Tafsir Al-Qur'an Surat Al-Baqarah ayat 188
ولا تأكلوا أموالكم
بينكم بالباطل وتدلوا بها إلى الحكام لتأكلوا فريقا من أموال الناس بالإثم وأنتم
تعلمون
“Dan janganlah
sebahagian kamu memakan harta sebahagian yang lain di antara kalian dengan
jalan yang batil dan (janganlah) kalian membawa (urusan) harta itu kepada
hakim, supaya kalian dapat memakan sebahagian daripada harta benda orang lain
itu dengan (jalan berbuat) dosa, padahal kalian mengetahui”. QS Al-Baqarah ayat
188
Dalam Tafsir Jalalain
disebutkan bahwa asbab An-nuzul ayat ini adalah seperti yang
diketengahkan oleh Ibnu Abi Hatim dan Sa'id bin Jubair, katanya " Umru-ul
Qeis bin 'Abis dan Abdan bin Asywa' Al-Hadrami terlibat dalam salah satu
pertikaian mengenai tanah mereka, hingga Umru-ul Qeis hendak mengucapkan
sumpahnya dalam hal itu.

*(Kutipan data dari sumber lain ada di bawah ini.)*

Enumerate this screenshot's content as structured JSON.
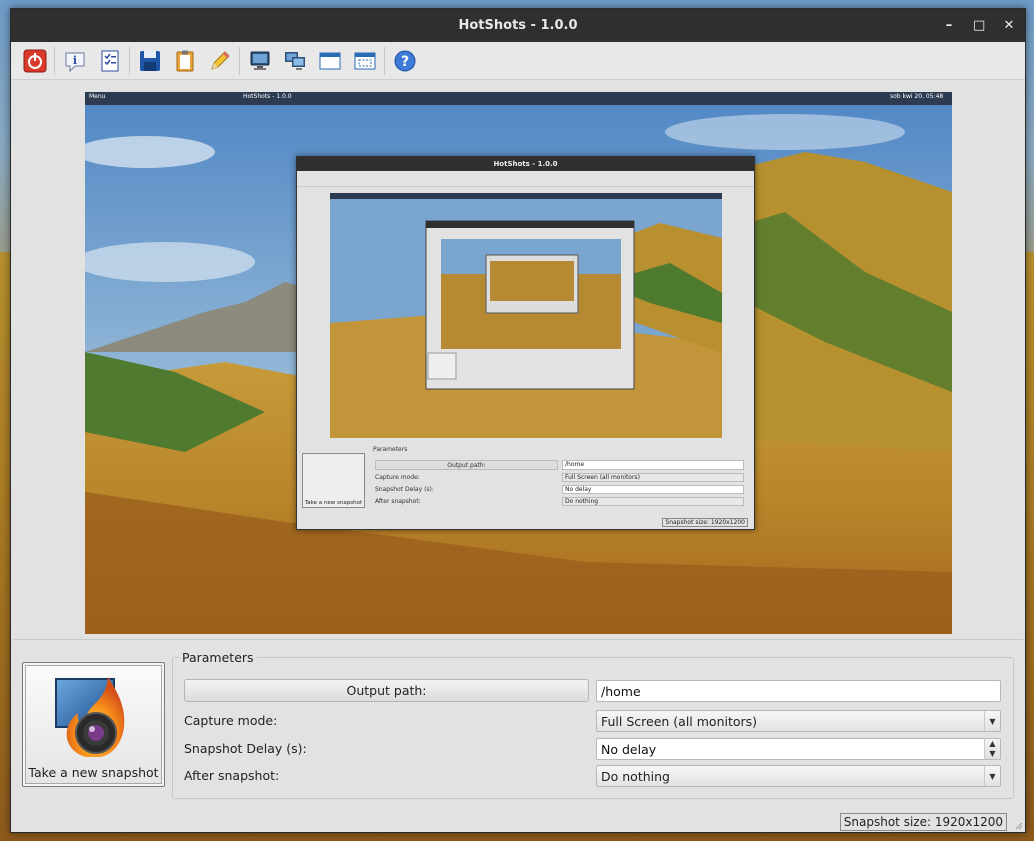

Maka mengenai dirinya turunlah ayat "Dan
janganlah sebahagian kamu memakan harta sebahagian yang lain di antara kamu
dengan jalan yang batil" QS Al-Baqarah ayat 188.[5]
Lafadh الباطل dalam ayat ini adalah lawan
dari Al-Haq (kebenaran), ia bermakna segala sesuatu yang tidak sesuai
daengan syariah Islam, baik berupa mengambil harta orang lain, memanipulasi
dalam perdagangan, melakukan praktek riba dan hal-hal lainnya yang dilarang
oleh Islam. Adapun yang dimaksud dengan تدلو adalah memberikan
kepada hakim uang suap untuk menyelesaikan perkaranya dengan cara yang batil
hingga sampailah apa yang diharapkan yaitu mengambil harta orang lain.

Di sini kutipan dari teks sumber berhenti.